Related to this, our results can also be interpreted as revealed preference evidence against the existence of a representative agent.Footnote 14 If the conditions for linear exact aggregation are satisfied, then there exists a representative agent for which the aggregate demand can be modelled as the outcome of rational, maximising behaviour given prices and aggregate income. Importantly, this representative agent also allows for normative conclusions: the agent’s preferences can properly be represented by an aggregate social welfare function.Footnote 15 As such, our empirical results also complement the overwhelming evidence against the existence such a representative agent (see, for example, Kirman 1992, and Carroll 2000). More specifically, they add that even the existence of a limited set of representative agents seems to be a very unrealistic hypothesis. As indicated above, because our test is intrinsically nonparametric, it provides robust evidence in support of this conclusion.

4 Conclusion

Many economic models use the assumption that aggregate demand depends solely on prices and aggregate income and, thus, abstract from income-distributional effects. Although the conditions for the existence of such a distribution-independent aggregation have been argued to be demanding, it is fair to say that existing evidence is solely based on Gorman’s well-known exact linear aggregation results within a functional-derivative based framework. To test Gorman’s conditions for exact linear aggregation (which boil down to consumers having preferences of the Gorman Polar Form with an equal marginal utility of income), one needs to make many additional assumptions to bring these conditions to the data.

In this paper, we revisited the problem of exact linear aggregation by bringing in tools from the revealed preference literature. These tools are based solely on the data at hand and do not need any additional parametric or statistical assumptions. As such, they allow for robustly analysing the empirical validity of exact linear aggregation. In addition to a few interesting and rather important side results (like a revealed preference characterisation of Gorman Polar Form preferences for an individual consumer), we proposed a revealed preference test for exact linear aggregation. Interestingly, the test is linear and thus easy-to-apply in practice.

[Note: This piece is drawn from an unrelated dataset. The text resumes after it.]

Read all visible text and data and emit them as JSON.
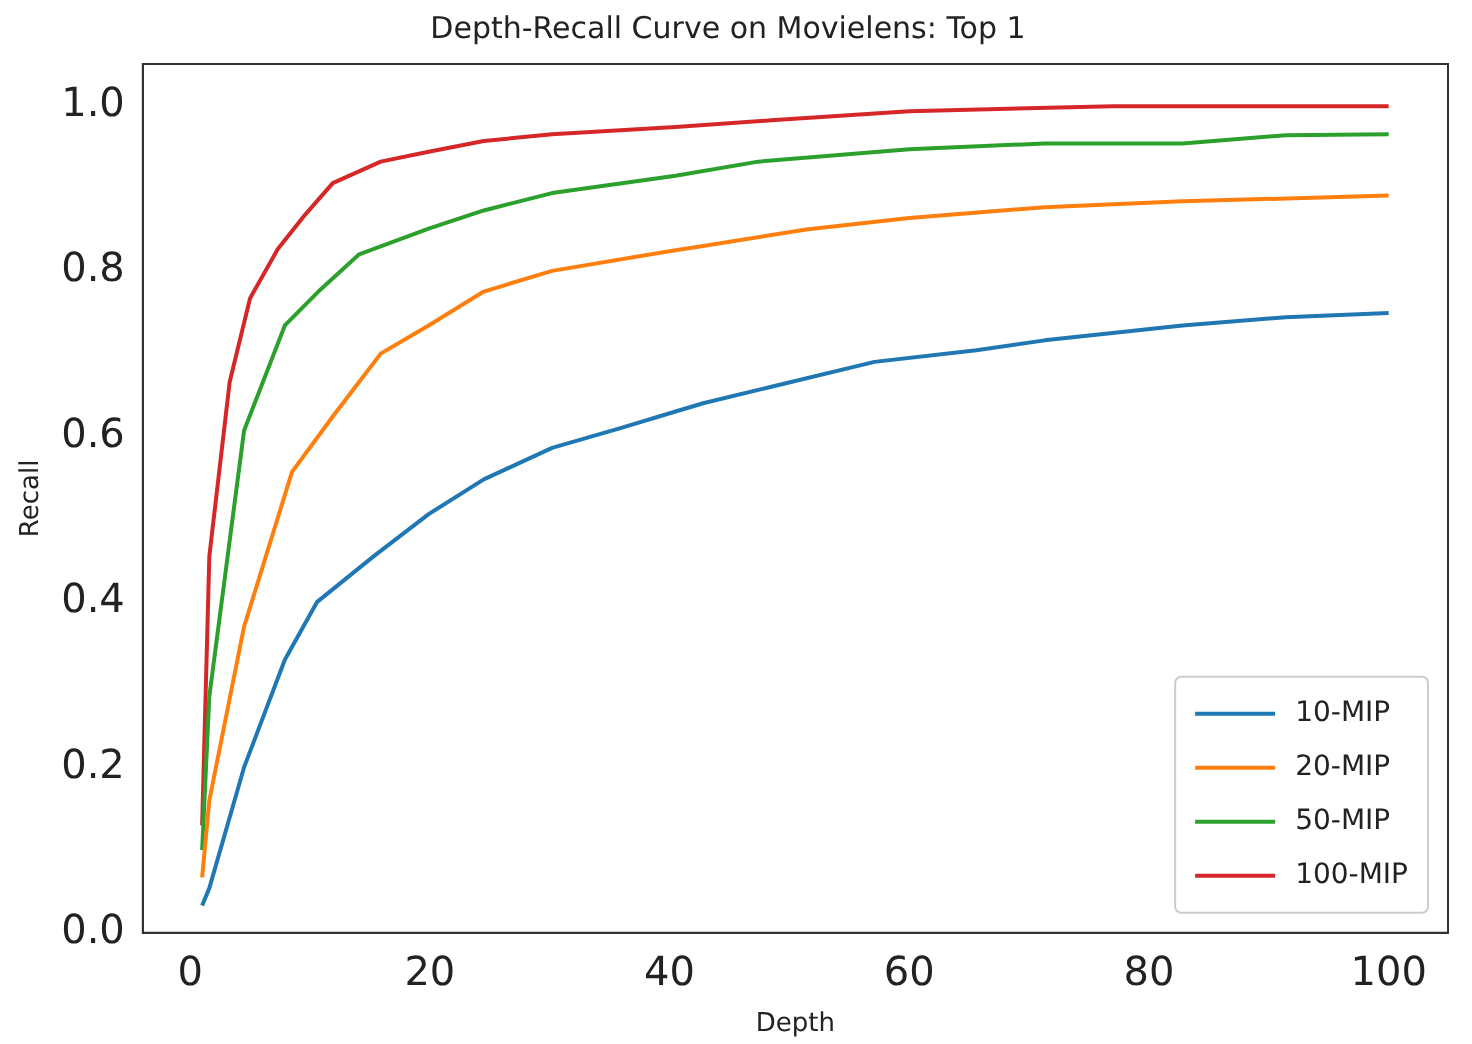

We demonstrated the practical usefulness of our revealed preference characterisation by means of an empirical application to a Spanish balanced microdata panel. Our main conclusion is that we could not find any evidence suggesting the existence of a limited set of household types for which aggregate demand can be modelled as independent of the income distribution. That is, our conditions for exact linear aggregation are not satisfied for our sample, and the same result holds even when considering small groups of households defined in terms of observable characteristics. Moreover, even an algorithmic approach designed to group the data as efficiently as possible into aggregable groups failed to find a parsimonious grouping. We may interpret these results as providing empirical support for (e.g. SIM) macroeconomic models that are based on a continuum of consumers rather than a limited set of representative agents.